EHC and its doctors additionally took steps to obscure these practices. Most brazenly, EHC personnel carefully monitored the percentage of patients designated as “chronic pain” patients to avoid both additional regulation on pain clinics and regulatory caps on the number of patients to whom doctors could prescribe buprenorphine for addiction treatment. As a result, EHC personnel arbitrarily shifted patients back and forth between the “chronic pain” and “addiction treatment” classifications, careful to keep the percentage of chronic pain patients at exactly 49.9%, since the threshold for additional pain clinic regulations was 50%. To conceal the fact that their visits were not professional grade, EHC doctors signed forms falsely documenting conversations and examinations with patients that never happened, including examinations that could not possibly have been performed with the tools available in EHC offices. They also regularly signed many prescriptions at one time, to be given out by other EHC Nos. 24-5498/5499/5664/ United States v. Herrell, et al. Page 4 25-5017

personnel, for patients they had not seen. Grenkoski even signed prescriptions on behalf of a provider at EHC who was specifically prohibited from prescribing controlled substances.
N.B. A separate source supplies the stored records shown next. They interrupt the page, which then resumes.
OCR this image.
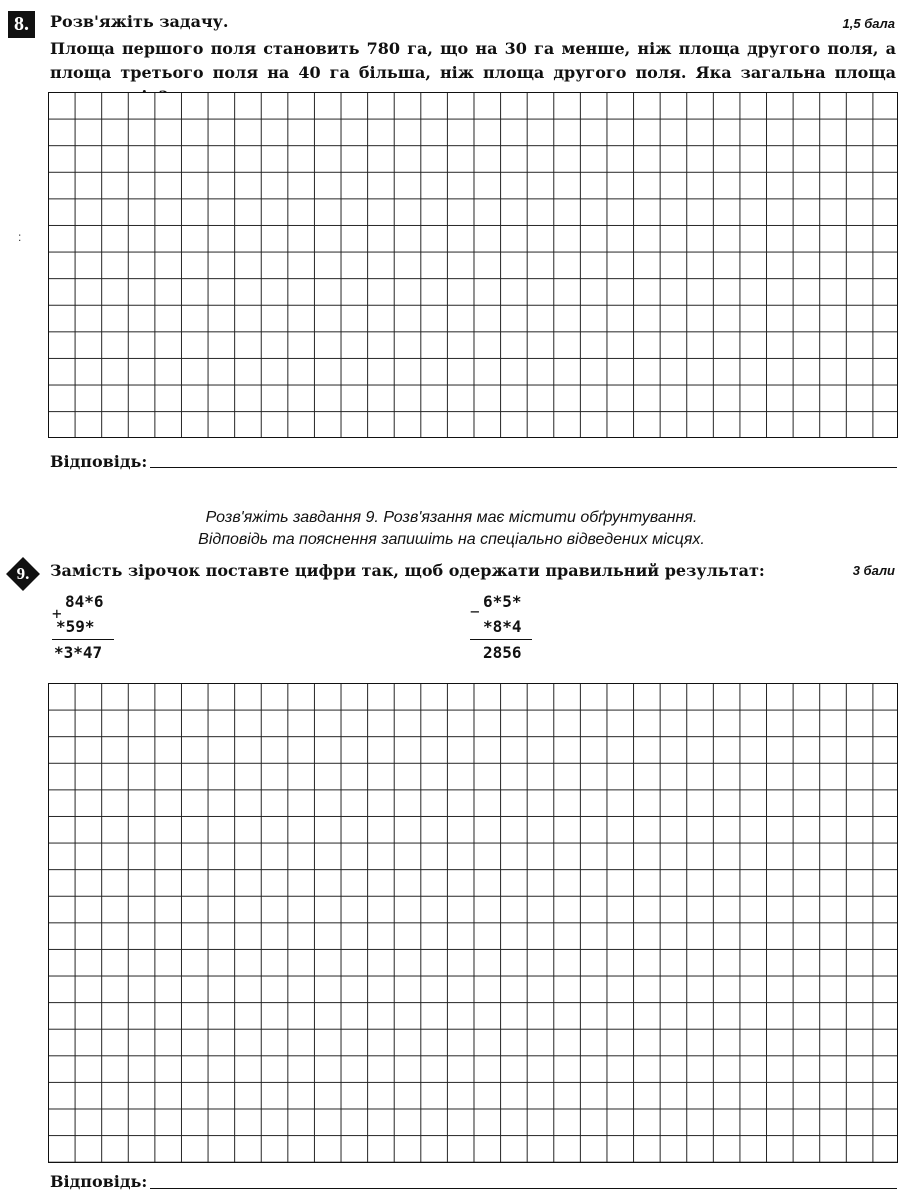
8.	Розв'яжіть задачу.	1,5 бала
Площа першого поля становить 780 га, що на 30 га менше, ніж площа другого поля, а площа третього поля на 40 га більша, ніж площа другого поля. Яка загальна площа
:
Відповідь:
Розв'яжіть завдання 9. Розв'язання має містити обґрунтування.
Відповідь та пояснення запишіть на спеціально відведених місцях.
9.	Замість зірочок поставте цифри так, щоб одержати правильний результат:	3 бали
84*6
+
*59*
*3*47
6*5*
−
*8*4
2856
Відповідь:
EHC’s fraud did not stop at covering up their poor treatment practices. It submitted fraudulent claims to Medicare and ordered unnecessary drug tests for patients to receive more reimbursement money. For example, it frequently ordered two types of urine drug tests simultaneously for the same patient—both presumptive and confirmatory tests—even though confirmatory tests were more accurate and EHC would receive results from the two tests at the same time. It also signed off on standing orders for drug testing, under which every patient received the same drug screening process, regardless of individualized considerations. In other words, EHC frequently ordered unnecessarily duplicative tests for large numbers of patients without confirming whether any of them individually required testing at all. It then charged Medicare for the tests, even though it knew Medicare required an individualized justification for each drug test and such practices would not be reimbursed if EHC honestly reported its practices.

Despite admitting that she thought the clinic was a “pill mill,” McFarlane stayed at EHC until 2016 because “[s]he had bills to pay.” Trial Tr. X, R. 1028, PageID 16009–10, 16093. Herrell and Grenkoski continued working there until its closure in 2018.